Bugün 60 yaşını aşmış birçok esnaf, “Benim vergi kaydım var, odamda üyeliğim var, dükkanım yıllarca açıktı” diye feryat ediyor. Ama SGK bilgisayarında bir satır açılmadığı için, 10 yıl, 15 yıl emeği çöpe gidiyor. Bu sadece bir bürokrasi meselesi değil; sosyal devletin vatandaşına olan borcunu yerine getirmemesi, adalet duygusunun zedelenmesi demektir.
Bu mağduriyet, emeklilik hayalini yıllarca öteliyor, bağlanacak maaşın tutarını düşürüyor, sağlık güvencesinin sürekliliğini bozuyor. Kısacası, devletin kendi kayıtlarının arkasında durmaması, vatandaşın ömründen çalıyor. Sorunun çözümü ertelendikçe, “çalıştık ama yok sayıldık” diyen insanların sayısı artıyor.
Artık bu konunun ertelenmeye tahammülü yok. Meclis’e gelecek ilk sosyal güvenlik paketinde, Bağ-Kur tescil mağduriyetine net bir düzenleme getirilmek zorunda. Geriye dönük tescil ve borçlanma hakkı tanınmalı, uygulama tüm ülke çapında eşit ve standart olmalı. Bu yapılmazsa, sosyal devlet anlayışı kâğıt üzerinde kalmaya mahkûm olur.
Sorulacak soru aslında çok yalın: Vatandaş yıllarca vergi dairesine kaydoldu, meslek odasına aidat ödedi, işyerini açık tuttu. Bugün emeklilik zamanı geldiğinde bu kayıtlar niçin yok sayılıyor? İnsanların alın teriyle geçen on yılı, on beş yılı bir kalem darbesiyle silinemez. Bu ülkede vergi tahsilatında, aidat toplamada asla gecikmeyen devletin, iş sosyal güvenliğe geldiğinde vatandaşını yüzüstü bırakması, toplumsal vicdanda derin bir yara açıyor.

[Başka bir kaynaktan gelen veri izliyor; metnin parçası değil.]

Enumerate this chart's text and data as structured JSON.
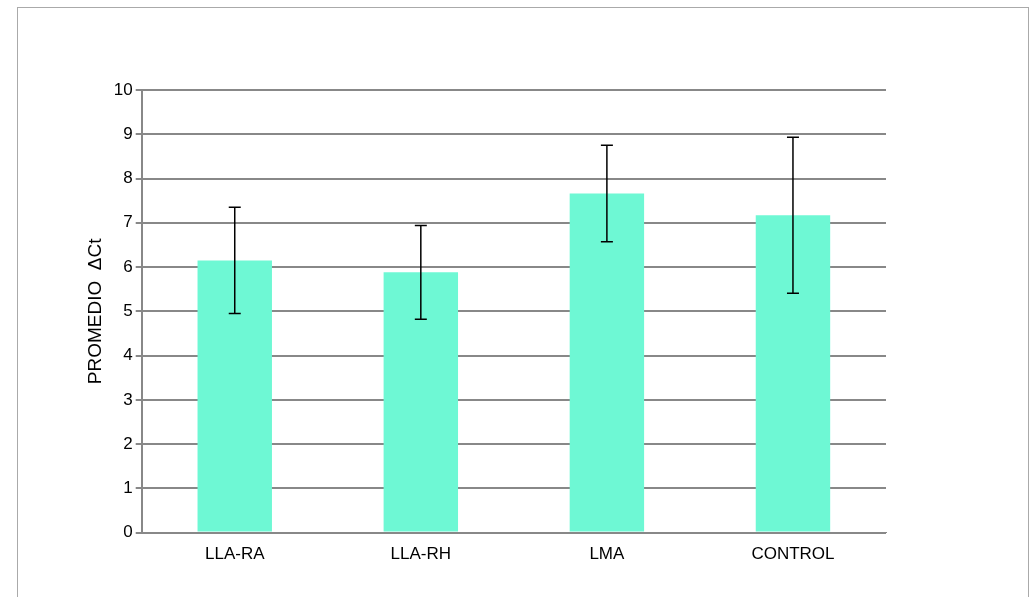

Bağ-Kur tescil mağduriyeti, artık yalnızca bireysel bir sorun değil; ülkenin sosyal güvenlik sistemine olan inancı zedeleyen bir toplumsal mesele haline gelmiştir. Esnafı, çiftçiyi, küçük işletme sahibini hayata bağlayan şey sadece günlük kazancı değil, geleceğini güvenceye alma umududur. Bu umut elinden alındığında, geriye kalan yalnızca kırgınlık ve güvensizlik olur. Sosyal devletin varlık sebebi, işte bu kırgınlığı gidermek, vatandaşın emeğini ve kaydını kendi hafızasında korumaktır.
Artık topyekûn bir çözümün vakti gelmiştir. 1 Ekim 2008 öncesi vergi ve oda kaydı bulunanların sigortalılık başlangıçları tanınmalı, bu dönemler için borçlanma imkânı sağlanmalıdır. Bu düzenleme sadece bir hak iadesi değil, aynı zamanda sosyal devletin kendi sözüne sadık kalması anlamına gelecektir. Aksi halde, sosyal güvenlik sistemi rakamların toplandığı bir tablo olmaktan öteye geçemez.
Görmezden gelinen her gün, mağdurlar için kaybolan yeni yıllar, toplum için kaybolan güven demektir. Bu mağduriyetin son bulması, devletin vatandaşına olan sorumluluğunu yerine getirmesi kadar, gelecek kuşaklara bırakacağımız adalet mirasının da bir gereğidir. Çözüm, ertelenmiş bir vaat değil; gecikmiş bir borcun ödenmesidir.